Saxophonist John Doheny was born in Seattle Washington in 1953 but has spent much of his adult life in Canada, primarily in Vancouver and Toronto. After early experiences accompanying strippers in bars and cabarets he became a professional R&B sideman in the late 1970s, touring and recording with artists both prominent and obscure. In 1991 he returned to Vancouver and began a program of intense musical study, both in academe (Vancouver Community College, the University of British Columbia) and in the more informal area of performance. He asserts that "all human intercourse is either an opportunity to learn or to teach. Everything that I know about jazz performance (to the extent that I know anything at all) I owe to those players, teachers and students who have suffered to share the bandstand and the teaching studio with me." Since 2003, Mr. Doheny has been a permanent resident of New Orleans, Louisiana, but makes every effort to spend summers in Canada because "it's too damn hot down here then."

Friday, February 11, 2011

Real Cool Killers at the Blue Nile.

Last tuesday was the CD release on "Parades and Saints" at the Blue Nile Balcony Room on Frenchmen Street here in New Orleans. Trombonist Jeff Albert curates a thing called the Open Ears music series there every tuesday night. Geoff Clapp on drums, Rob Kohler on bass and yours truly on tenor sax congregated there around ten o'clock to lay the voodoo down.
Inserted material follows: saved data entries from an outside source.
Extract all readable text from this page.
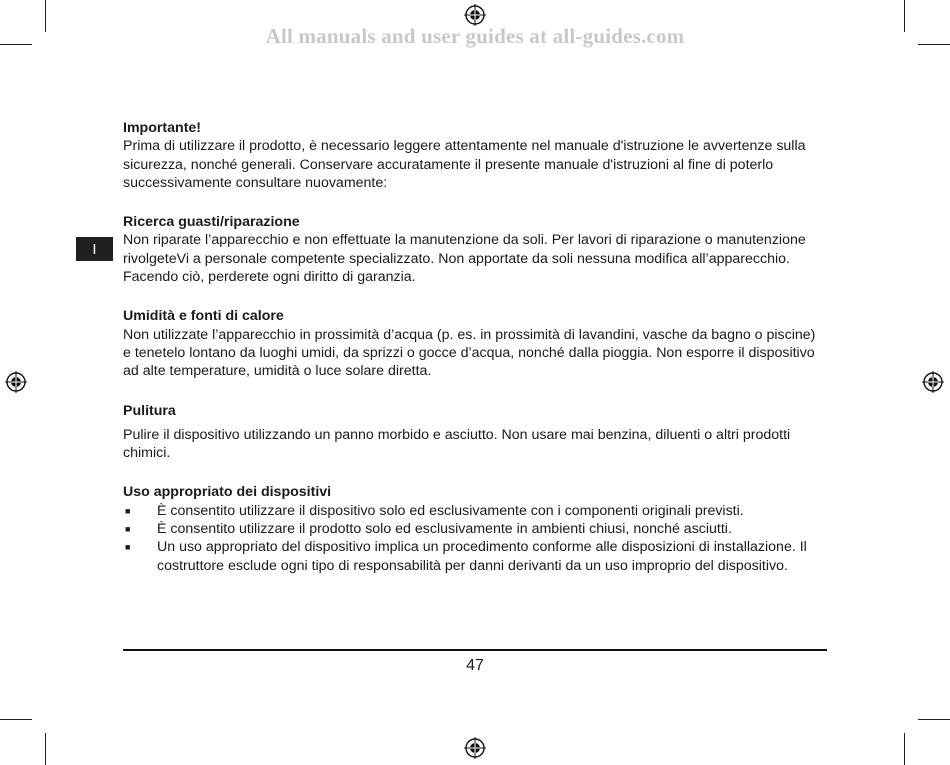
All manuals and user guides at all-guides.com
I
Importante!

Prima di utilizzare il prodotto, è necessario leggere attentamente nel manuale d'istruzione le avvertenze sulla sicurezza, nonché generali. Conservare accuratamente il presente manuale d'istruzioni al fine di poterlo successivamente consultare nuovamente:

Ricerca guasti/riparazione

Non riparate l’apparecchio e non effettuate la manutenzione da soli. Per lavori di riparazione o manutenzione rivolgeteVi a personale competente specializzato. Non apportate da soli nessuna modifica all’apparecchio. Facendo ciò, perderete ogni diritto di garanzia.

Umidità e fonti di calore

Non utilizzate l’apparecchio in prossimità d’acqua (p. es. in prossimità di lavandini, vasche da bagno o piscine) e tenetelo lontano da luoghi umidi, da sprizzi o gocce d’acqua, nonché dalla pioggia. Non esporre il dispositivo ad alte temperature, umidità o luce solare diretta.

Pulitura

Pulire il dispositivo utilizzando un panno morbido e asciutto. Non usare mai benzina, diluenti o altri prodotti chimici.

Uso appropriato dei dispositivi
■ È consentito utilizzare il dispositivo solo ed esclusivamente con i componenti originali previsti.
■ È consentito utilizzare il prodotto solo ed esclusivamente in ambienti chiusi, nonché asciutti.
■ Un uso appropriato del dispositivo implica un procedimento conforme alle disposizioni di installazione. Il costruttore esclude ogni tipo di responsabilità per danni derivanti da un uso improprio del dispositivo.
47
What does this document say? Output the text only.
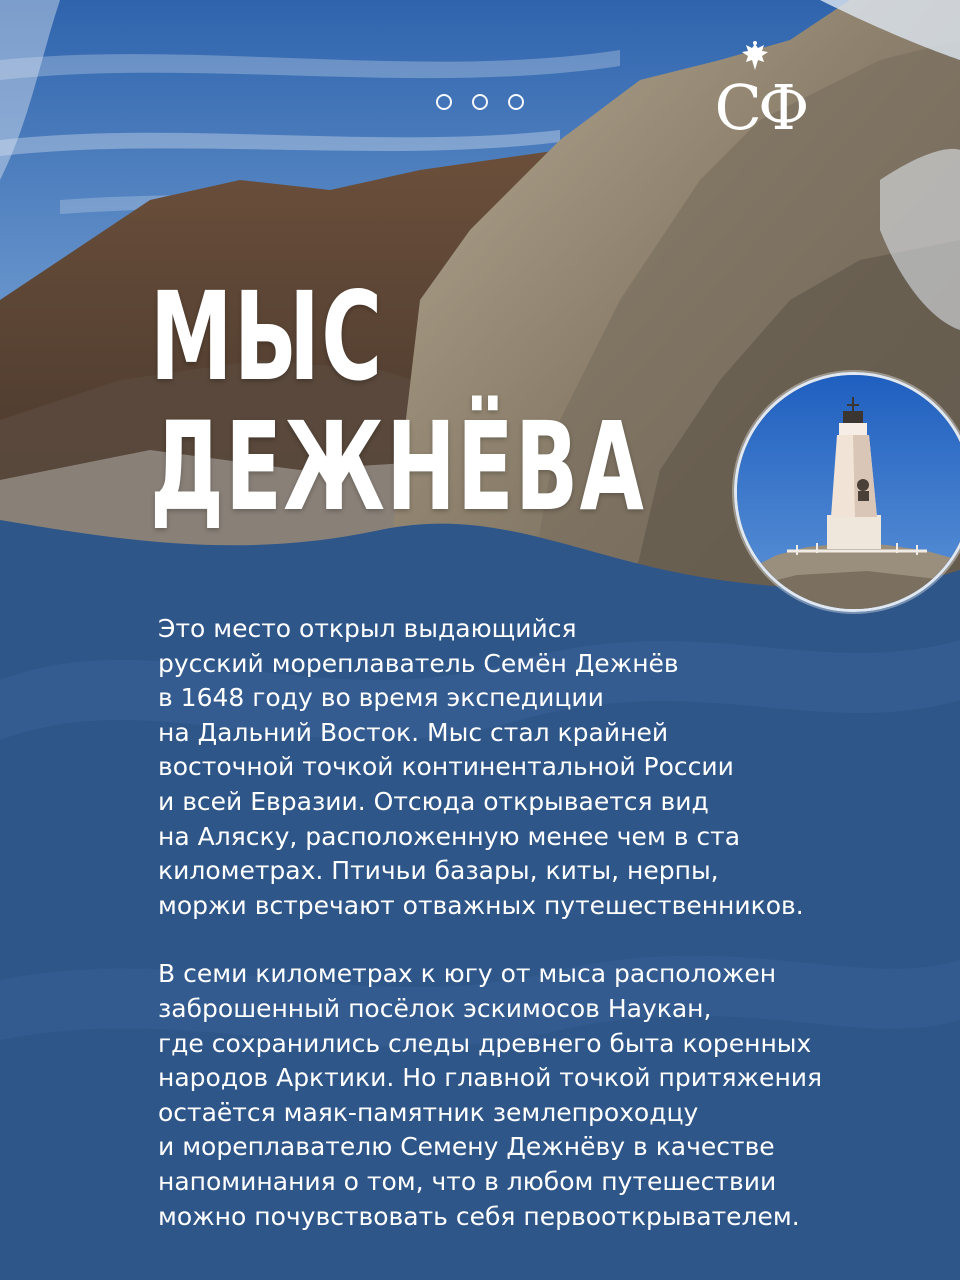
СФ
МЫС
ДЕЖНЁВА

Это место открыл выдающийся
русский мореплаватель Семён Дежнёв
в 1648 году во время экспедиции
на Дальний Восток. Мыс стал крайней
восточной точкой континентальной России
и всей Евразии. Отсюда открывается вид
на Аляску, расположенную менее чем в ста
километрах. Птичьи базары, киты, нерпы,
моржи встречают отважных путешественников.

В семи километрах к югу от мыса расположен
заброшенный посёлок эскимосов Наукан,
где сохранились следы древнего быта коренных
народов Арктики. Но главной точкой притяжения
остаётся маяк-памятник землепроходцу
и мореплавателю Семену Дежнёву в качестве
напоминания о том, что в любом путешествии
можно почувствовать себя первооткрывателем.
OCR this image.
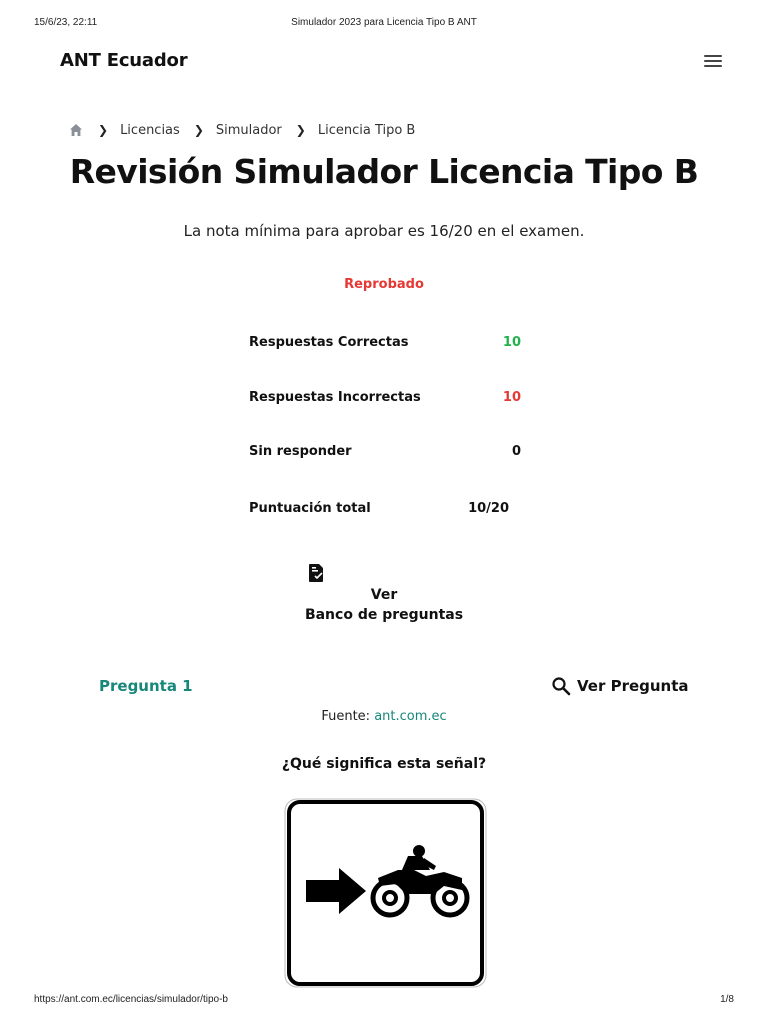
15/6/23, 22:11	Simulador 2023 para Licencia Tipo B ANT
ANT Ecuador
❯ Licencias ❯ Simulador ❯ Licencia Tipo B
Revisión Simulador Licencia Tipo B
La nota mínima para aprobar es 16/20 en el examen.
Reprobado
Respuestas Correctas	10
Respuestas Incorrectas	10
Sin responder	0
Puntuación total	10/20
Ver
Banco de preguntas
Pregunta 1	Ver Pregunta
Fuente: ant.com.ec
¿Qué significa esta señal?
https://ant.com.ec/licencias/simulador/tipo-b	1/8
Rob had just arrived in town from Florida that day, so we had zero rehearsal time. That was fine, since we didn't have any 'tunes' to rehearse, we just had to try to recreate the same kind of magic that produced the CD in the first place. I'm kind of into the Arnold Palmer school of thought when it comes to playing jazz; Palmer was notorious for walking up to difficult putts and foregoing the usual agonizing and measuring. He'd just step up to the ball and tap it with no preamble. "I like to miss em quick" was his explanaition, even though he sank the vast majority of his putts. I'm the same way; just step up and play something. So I stepped up, played something (I don't even remember what) and we were off.

Strictly speaking, we did play some tunes, or rather, tunes just sort of happened. Early in the first set I played a series of notes more or less identical to Duke Ellington's "Do Nothing Till You Hear From Me,"  and Rob and Geoff heard it and were there instantly with the harmonic and rhythmic form of the song, which we then proceded to mercilessly deconstruct. At another point a burning Samba groove suddenly dumped us into the head of Thelonious Monk's "Rhythm-a-ning," which actually appears on the CD (though not as a Samba). But most of the time, we'd just set something up and go with it. It is possible, in the moment, to create a sense of form and style with totally improvised material. Repeating certain leitmotifs helps. Constructing ABA or AABA song structures through unorthodox means (like say, having a bass-and-drums interlude constitute the "As" and a solo saxophone interlude play the part of the "B") works too.

Amazingly, we had a fairly large and enthusiastic crowd for most of the night, though it did wax and wane some. We played three hard, burning 50 minute sets and finished up about one thirty in the morning, soaked through with sweat. Then Rob got in his car and headed back to Los Angeles.